JoDe Romano is a teacher and choreographer of Spanish dance currently working in New York City. Here she is joined by pianist Felix Ventouras for a selection of ten pieces by George Bizet, Isaac Albeniz, Manuel De Falla, and others.
Both Romano and Ventouras perform with great joy and brio, and a precision that sounds clean but never constrained. There’s a spirit of excitement from beginning to end that makes the CD a pleasure to listen to, even though there are works here from Spanish, Cuban, and French composers. Some of the music, like Albeniz’s sensual “Cordoba,” was originally written for piano, but most are opera dances: De Falla’s La Vida Breve, Bizet’s Carmen, and Geronimo Gimenez’s rhythmically playful El Baile de Luis Alonso. The latter is part of the opera sub-genre of Zarzuelas, traditional Spanish operas, several of which JoDe Romano has herself choreographed at Thalia Hispanic Theater in Queens.

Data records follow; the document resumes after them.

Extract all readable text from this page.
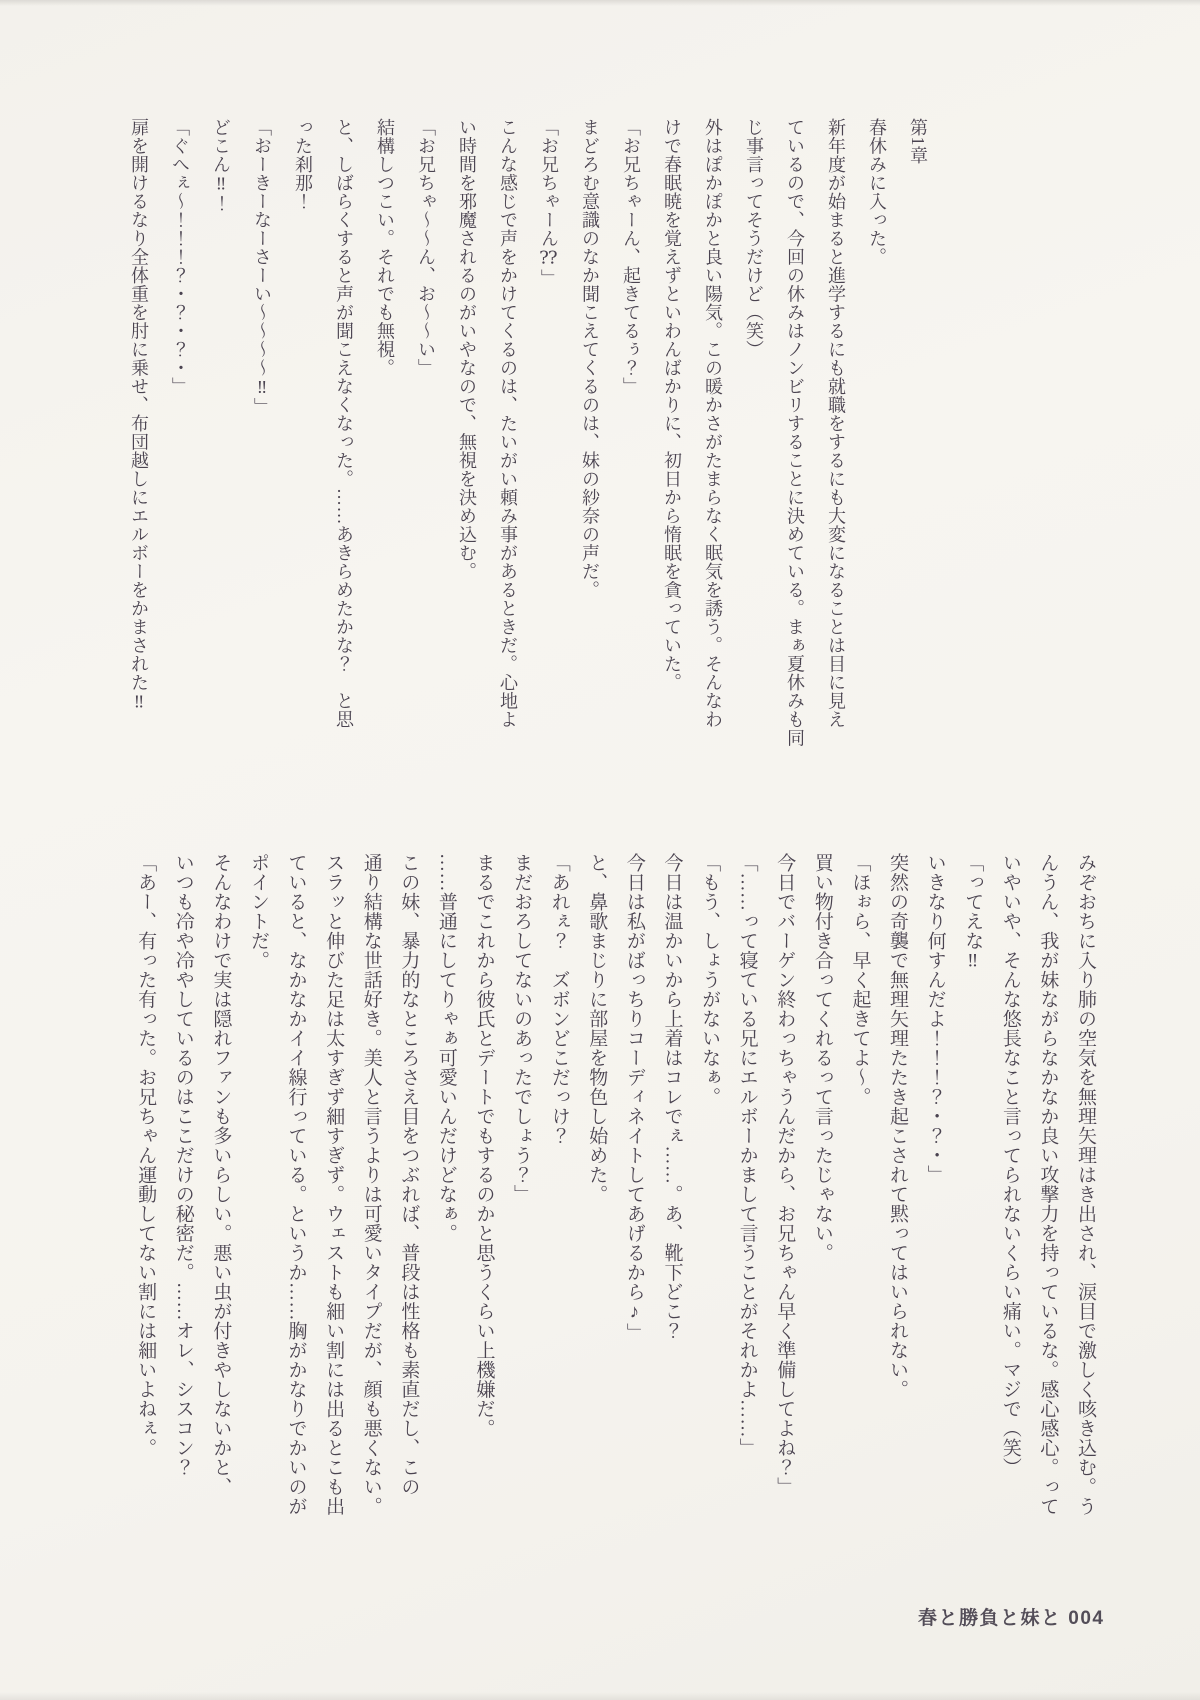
第1章

春休みに入った。

新年度が始まると進学するにも就職をするにも大変になることは目に見え

ているので、今回の休みはノンビリすることに決めている。まぁ夏休みも同

じ事言ってそうだけど（笑）

外はぽかぽかと良い陽気。この暖かさがたまらなく眠気を誘う。そんなわ

けで春眠暁を覚えずといわんばかりに、初日から惰眠を貪っていた。

「お兄ちゃーん、起きてるぅ？」

まどろむ意識のなか聞こえてくるのは、妹の紗奈の声だ。

「お兄ちゃーん⁇」

こんな感じで声をかけてくるのは、たいがい頼み事があるときだ。心地よ

い時間を邪魔されるのがいやなので、無視を決め込む。

「お兄ちゃ〜〜ん、お〜〜い」

結構しつこい。それでも無視。

と、しばらくすると声が聞こえなくなった。……あきらめたかな？　と思

った刹那！

「おーきーなーさーい〜〜〜〜‼」

どこん‼！

「ぐへぇ〜！！！？・？・？・」

扉を開けるなり全体重を肘に乗せ、布団越しにエルボーをかまされた‼

みぞおちに入り肺の空気を無理矢理はき出され、涙目で激しく咳き込む。う

んうん、我が妹ながらなかなか良い攻撃力を持っているな。感心感心。って

いやいや、そんな悠長なこと言ってられないくらい痛い。マジで（笑）

「ってえな‼

いきなり何すんだよ！！！？・？・」

突然の奇襲で無理矢理たたき起こされて黙ってはいられない。

「ほぉら、早く起きてよ〜。

買い物付き合ってくれるって言ったじゃない。

今日でバーゲン終わっちゃうんだから、お兄ちゃん早く準備してよね？」

「……って寝ている兄にエルボーかまして言うことがそれかよ……」

「もう、しょうがないなぁ。

今日は温かいから上着はコレでぇ……。あ、靴下どこ？

今日は私がばっちりコーディネイトしてあげるから♪」

と、鼻歌まじりに部屋を物色し始めた。

「あれぇ？　ズボンどこだっけ？

まだおろしてないのあったでしょう？」

まるでこれから彼氏とデートでもするのかと思うくらい上機嫌だ。

……普通にしてりゃぁ可愛いんだけどなぁ。

この妹、暴力的なところさえ目をつぶれば、普段は性格も素直だし、この

通り結構な世話好き。美人と言うよりは可愛いタイプだが、顔も悪くない。

スラッと伸びた足は太すぎず細すぎず。ウェストも細い割には出るとこも出

ていると、なかなかイイ線行っている。というか……胸がかなりでかいのが

ポイントだ。

そんなわけで実は隠れファンも多いらしい。悪い虫が付きやしないかと、

いつも冷や冷やしているのはここだけの秘密だ。……オレ、シスコン？

「あー、有った有った。お兄ちゃん運動してない割には細いよねぇ。

春と勝負と妹と 004
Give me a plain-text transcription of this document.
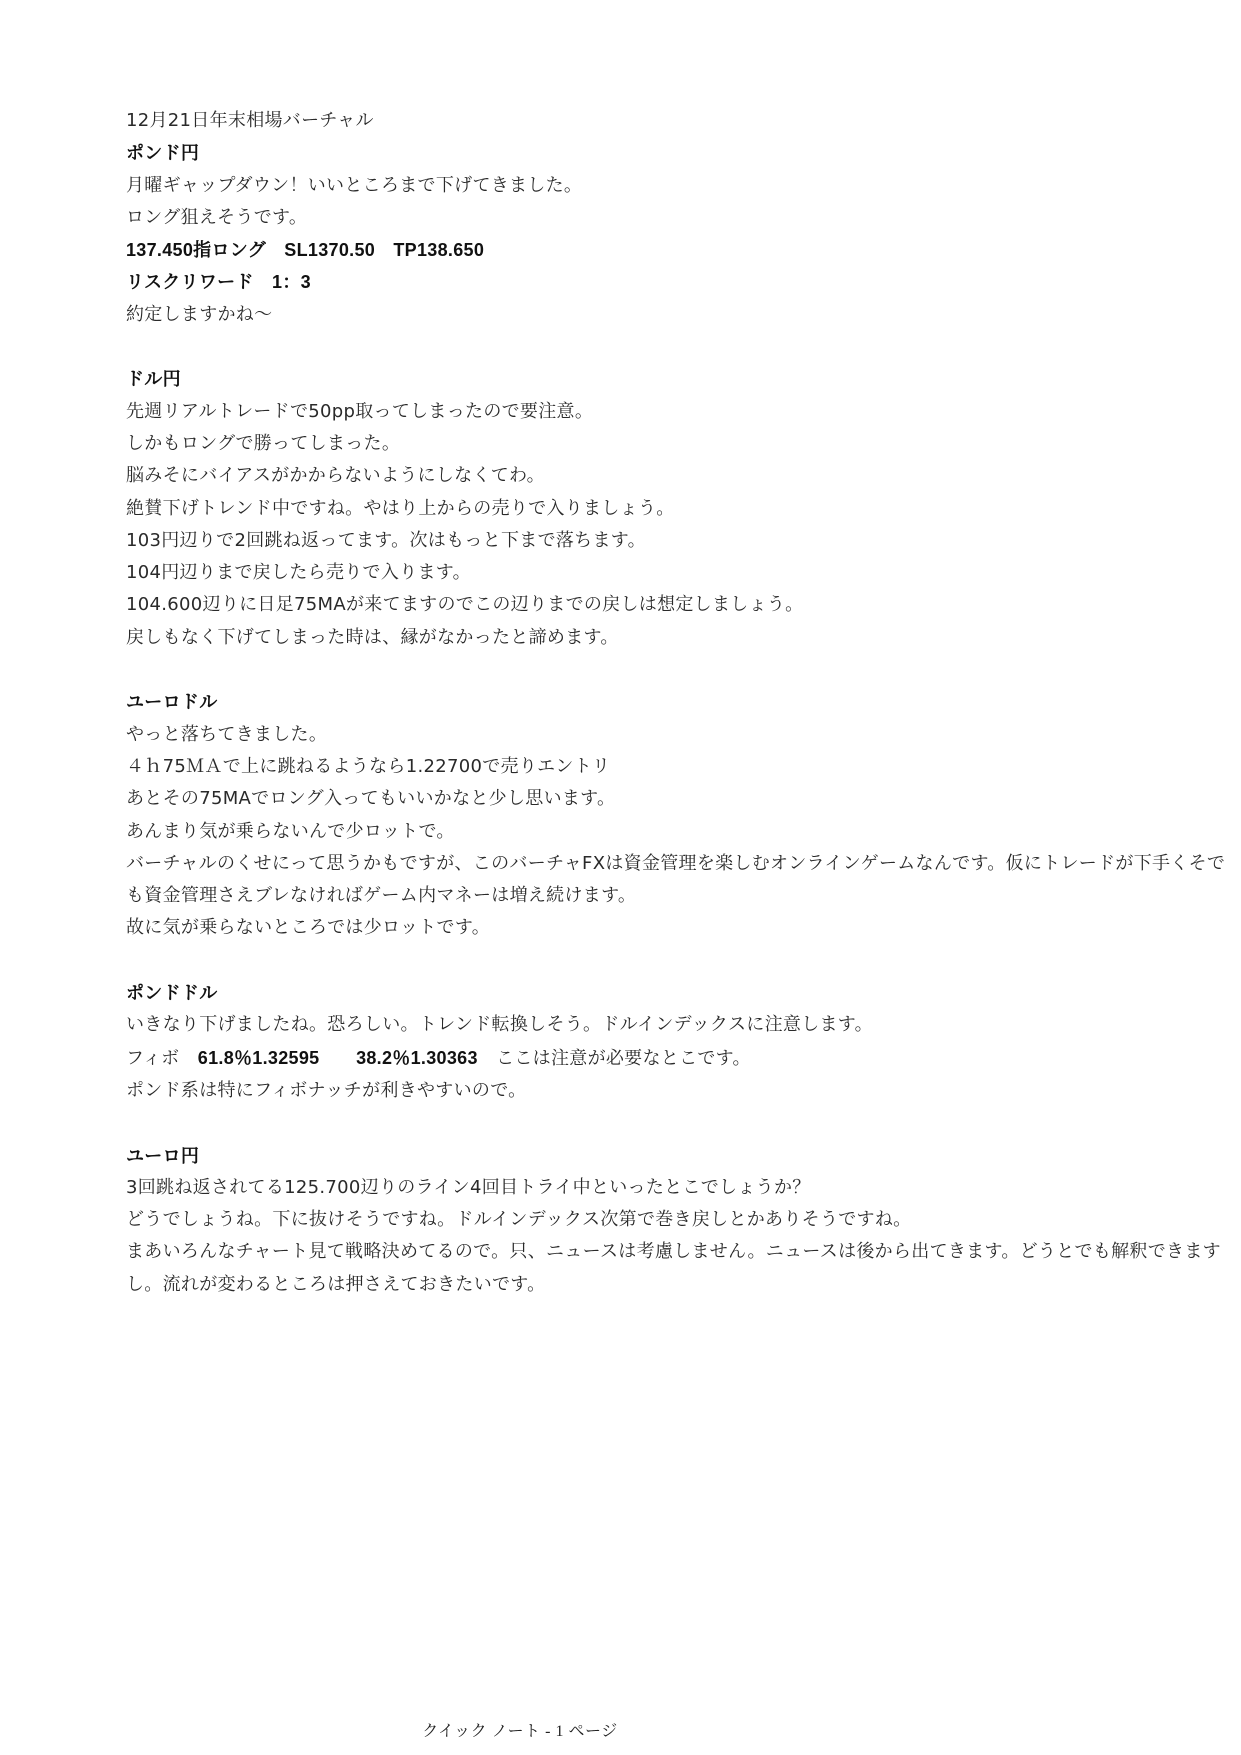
12月21日年末相場バーチャル
ポンド円
月曜ギャップダウン！いいところまで下げてきました。
ロング狙えそうです。
137.450指ロング　SL1370.50　TP138.650
リスクリワード　1：3
約定しますかね～
ドル円
先週リアルトレードで50pp取ってしまったので要注意。
しかもロングで勝ってしまった。
脳みそにバイアスがかからないようにしなくてわ。
絶賛下げトレンド中ですね。やはり上からの売りで入りましょう。
103円辺りで2回跳ね返ってます。次はもっと下まで落ちます。
104円辺りまで戻したら売りで入ります。
104.600辺りに日足75MAが来てますのでこの辺りまでの戻しは想定しましょう。
戻しもなく下げてしまった時は、縁がなかったと諦めます。
ユーロドル
やっと落ちてきました。
４ｈ75ＭＡで上に跳ねるようなら1.22700で売りエントリ
あとその75MAでロング入ってもいいかなと少し思います。
あんまり気が乗らないんで少ロットで。
バーチャルのくせにって思うかもですが、このバーチャFXは資金管理を楽しむオンラインゲームなんです。仮にトレードが下手くそでも資金管理さえブレなければゲーム内マネーは増え続けます。
故に気が乗らないところでは少ロットです。
ポンドドル
いきなり下げましたね。恐ろしい。トレンド転換しそう。ドルインデックスに注意します。
フィボ　61.8％1.32595　　38.2％1.30363　ここは注意が必要なとこです。
ポンド系は特にフィボナッチが利きやすいので。
ユーロ円
3回跳ね返されてる125.700辺りのライン4回目トライ中といったとこでしょうか？
どうでしょうね。下に抜けそうですね。ドルインデックス次第で巻き戻しとかありそうですね。
まあいろんなチャート見て戦略決めてるので。只、ニュースは考慮しません。ニュースは後から出てきます。どうとでも解釈できますし。流れが変わるところは押さえておきたいです。
クイック ノート - 1 ページ
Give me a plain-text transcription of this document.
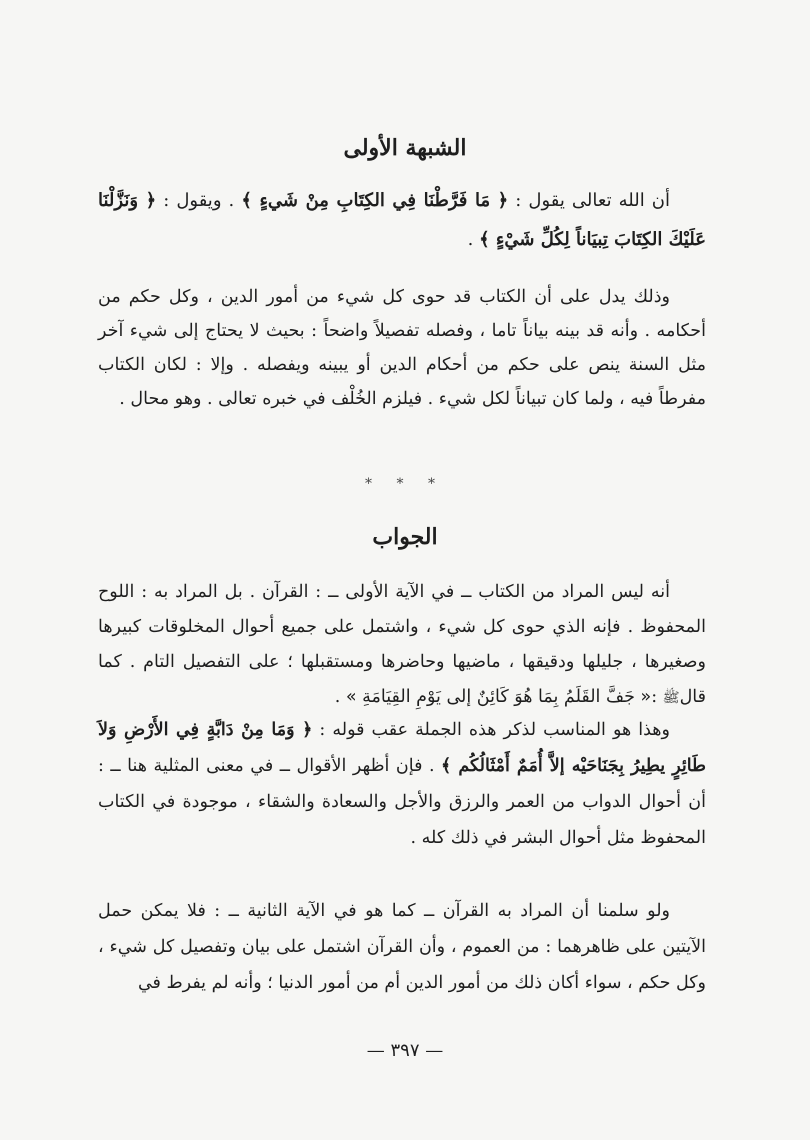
الشبهة الأولى

أن الله تعالى يقول : ﴿ مَا فَرَّطْنَا فِي الكِتَابِ مِنْ شَيءٍ ﴾ . ويقول : ﴿ وَنَزَّلْنَا عَلَيْكَ الكِتَابَ تِبيَاناً لِكُلِّ شَيْءٍ ﴾ .

وذلك يدل على أن الكتاب قد حوى كل شيء من أمور الدين ، وكل حكم من أحكامه . وأنه قد بينه بياناً تاما ، وفصله تفصيلاً واضحاً : بحيث لا يحتاج إلى شيء آخر مثل السنة ينص على حكم من أحكام الدين أو يبينه ويفصله . وإلا : لكان الكتاب مفرطاً فيه ، ولما كان تبياناً لكل شيء . فيلزم الخُلْف في خبره تعالى . وهو محال .

* * *
الجواب

أنه ليس المراد من الكتاب ــ في الآية الأولى ــ : القرآن . بل المراد به : اللوح المحفوظ . فإنه الذي حوى كل شيء ، واشتمل على جميع أحوال المخلوقات كبيرها وصغيرها ، جليلها ودقيقها ، ماضيها وحاضرها ومستقبلها ؛ على التفصيل التام . كما قالﷺ :« جَفَّ القَلَمُ بِمَا هُوَ كَائِنٌ إلى يَوْمِ القِيَامَةِ » .

وهذا هو المناسب لذكر هذه الجملة عقب قوله : ﴿ وَمَا مِنْ دَابَّةٍ فِي الأَرْضِ وَلاَ طَائِرٍ يطِيرُ بِجَنَاحَيْه إلاَّ أُمَمٌ أَمْثَالُكُم ﴾ . فإن أظهر الأقوال ــ في معنى المثلية هنا ــ : أن أحوال الدواب من العمر والرزق والأجل والسعادة والشقاء ، موجودة في الكتاب المحفوظ مثل أحوال البشر في ذلك كله .

ولو سلمنا أن المراد به القرآن ــ كما هو في الآية الثانية ــ : فلا يمكن حمل الآيتين على ظاهرهما : من العموم ، وأن القرآن اشتمل على بيان وتفصيل كل شيء ، وكل حكم ، سواء أكان ذلك من أمور الدين أم من أمور الدنيا ؛ وأنه لم يفرط في

— ٣٩٧ —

Much of this music (like Emanuel Lecuona’s “Andalucia” and Pascual Marquina’s famous pasodoble) is instantly recognizable, and Romano and Ventouras overdo nothing. The piano and castanets are animated and expressive enough in the hands of these two skilled artists. Carmen has more mystery and allure in this arrangement than in many orchestrations I’ve heard. Joaquin Turina’s saucy Sacro-Monte is also a delight.
This is the only CD collaboration between Romano and Ventouras. It’s intended as dance accompaniment, but is worth listening to on its own.